Bij het opleggen van een loonsanctie geeft het UWV aan wat de tekortkomingen van de werkgever zijn. Het kan zijn dat de werkgever bepaalde informatie en documenten niet heeft verstrekt aan het UWV. In de praktijk gebeurt het echter niet vaak dat er dan een loonsanctie wordt opgelegd, aangezien de werkgever eerst altijd de mogelijkheid krijgt om deze administratieve tekortkoming te herstellen.
Vaker komt het voor dat er een loonsanctie wordt opgelegd omdat de werkgever te weinig heeft gedaan aan de re-integratie van zijn werknemer in de ogen van het UWV, zoals onvoldoende onderzoek naar de herplaatsingsmogelijkheden binnen de onderneming, geen (loon)maatregelen nemen bij het onvoldoende meewerken aan de re-integratie door de werknemer, het plan van aanpak niet bijstellen bij veranderingen in de belastbaarheid van de werknemer of het niet of te laat opstarten van een adequaat tweede spoor traject. Van dit laatste is ook sprake als het UWV van mening is dat het traject dat is afgerond niet als voldoende adequaat kan worden beschouwd. Het UWV kan dan aangeven dat er alsnog een traject moet worden opgestart of worden afgerond.
Bezwaar is mogelijk
Tegen het besluit dat een loonsanctie wordt opgelegd, kan de werkgever in bezwaar gaan. Dat heeft echter alleen zin als het besluit van het UWV juridisch gezien niet juist is, bijvoorbeeld doordat de werkgever een deugdelijke grond had voor de tekortkomingen of doordat het wel degelijk een adequaat tweede spoor traject is geweest dat is doorlopen. Ook is er een grond voor bezwaar als het UWV de loonsanctie te laat, als de werknemer al 2 jaar arbeidsongeschikt is, heeft opgelegd.

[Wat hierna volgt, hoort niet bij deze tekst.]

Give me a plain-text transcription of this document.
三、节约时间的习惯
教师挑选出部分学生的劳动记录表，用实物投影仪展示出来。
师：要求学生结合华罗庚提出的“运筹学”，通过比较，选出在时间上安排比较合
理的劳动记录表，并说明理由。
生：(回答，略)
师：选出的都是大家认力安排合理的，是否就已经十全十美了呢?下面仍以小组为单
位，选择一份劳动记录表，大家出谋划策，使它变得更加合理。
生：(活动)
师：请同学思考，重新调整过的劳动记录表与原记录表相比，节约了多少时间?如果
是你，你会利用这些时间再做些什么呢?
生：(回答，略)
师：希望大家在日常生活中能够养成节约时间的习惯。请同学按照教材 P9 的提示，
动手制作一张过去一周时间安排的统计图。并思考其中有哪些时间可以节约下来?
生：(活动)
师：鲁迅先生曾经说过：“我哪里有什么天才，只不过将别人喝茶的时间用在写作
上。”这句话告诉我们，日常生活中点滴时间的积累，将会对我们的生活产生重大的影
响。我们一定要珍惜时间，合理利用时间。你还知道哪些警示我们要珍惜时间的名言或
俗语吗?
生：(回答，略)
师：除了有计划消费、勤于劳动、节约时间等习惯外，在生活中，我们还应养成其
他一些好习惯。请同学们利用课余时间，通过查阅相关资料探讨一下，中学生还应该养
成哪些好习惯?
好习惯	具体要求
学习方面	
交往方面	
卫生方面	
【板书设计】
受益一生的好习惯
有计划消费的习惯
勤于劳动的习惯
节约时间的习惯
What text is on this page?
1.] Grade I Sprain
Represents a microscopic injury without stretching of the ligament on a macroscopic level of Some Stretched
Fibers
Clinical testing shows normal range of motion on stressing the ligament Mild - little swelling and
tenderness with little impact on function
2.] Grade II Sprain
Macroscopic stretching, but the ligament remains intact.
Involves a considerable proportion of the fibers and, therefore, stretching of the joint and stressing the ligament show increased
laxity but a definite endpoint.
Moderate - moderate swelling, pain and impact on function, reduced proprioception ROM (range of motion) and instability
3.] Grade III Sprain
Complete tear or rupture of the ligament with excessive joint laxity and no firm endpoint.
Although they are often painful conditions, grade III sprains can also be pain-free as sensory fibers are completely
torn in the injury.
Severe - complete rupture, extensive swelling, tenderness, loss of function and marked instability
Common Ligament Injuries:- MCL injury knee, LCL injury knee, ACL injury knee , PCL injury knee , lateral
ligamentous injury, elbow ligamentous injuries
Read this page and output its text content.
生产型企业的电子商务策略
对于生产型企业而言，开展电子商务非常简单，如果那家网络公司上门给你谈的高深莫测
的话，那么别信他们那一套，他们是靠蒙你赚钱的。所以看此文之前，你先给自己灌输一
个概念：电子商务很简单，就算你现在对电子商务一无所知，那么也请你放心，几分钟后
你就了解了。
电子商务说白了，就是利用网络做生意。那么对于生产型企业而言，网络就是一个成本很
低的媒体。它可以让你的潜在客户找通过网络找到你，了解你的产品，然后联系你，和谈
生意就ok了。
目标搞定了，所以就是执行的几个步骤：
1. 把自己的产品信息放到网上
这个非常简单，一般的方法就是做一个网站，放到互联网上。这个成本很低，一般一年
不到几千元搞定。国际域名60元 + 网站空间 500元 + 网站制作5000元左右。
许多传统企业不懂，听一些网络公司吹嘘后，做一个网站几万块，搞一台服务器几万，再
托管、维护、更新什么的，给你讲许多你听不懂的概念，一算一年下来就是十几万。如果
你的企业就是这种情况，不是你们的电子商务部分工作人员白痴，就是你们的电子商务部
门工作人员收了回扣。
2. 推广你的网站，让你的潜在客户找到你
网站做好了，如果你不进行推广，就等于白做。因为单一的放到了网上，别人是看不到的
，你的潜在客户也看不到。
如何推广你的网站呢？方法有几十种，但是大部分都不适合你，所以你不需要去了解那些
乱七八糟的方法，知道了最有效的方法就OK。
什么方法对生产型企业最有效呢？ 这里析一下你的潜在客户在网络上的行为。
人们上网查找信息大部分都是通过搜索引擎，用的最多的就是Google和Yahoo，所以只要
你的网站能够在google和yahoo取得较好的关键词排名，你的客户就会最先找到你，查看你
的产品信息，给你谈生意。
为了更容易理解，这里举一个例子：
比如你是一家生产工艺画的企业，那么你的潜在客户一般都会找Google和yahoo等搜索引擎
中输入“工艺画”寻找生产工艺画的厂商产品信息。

Verder kan het UWV aansprakelijk worden gesteld.
De werknemer kan in bezwaar gaan tegen het besluit van het UWV dat er geen loonsanctie is opgelegd. Daarbij dient het UWV aansprakelijk gesteld worden voor de schade die de werknemer op heeft gelopen.
Het bekorten van de loonsanctie
Van belang is dat de tekortkoming zo snel mogelijk wordt gerepareerd, omdat de werkgever na reparatie van de tekortkoming een bekortingsverzoek kan indienen bij het UWV, waarmee de periode waarvoor de loonsanctie is opgelegd kan worden bekort. Dit is ook mogelijk als de werknemer vanwege medische redenen de komende drie maanden niet in staat is tot het verrichten van (passende) arbeid en het onduidelijk is of de werknemer daarna daartoe wel in staat is. In dat geval is de werkgever namelijk niet in staat om de geconstateerde tekortkomingen te herstellen.
Aansprakelijk stellen
Als de loonsanctie is opgelegd vanwege foutieve advisering, bijvoorbeeld van de arbodienst, dan kan er ook een grond zijn voor het aansprakelijk stellen van deze organisatie en het vorderen van een schadevergoeding.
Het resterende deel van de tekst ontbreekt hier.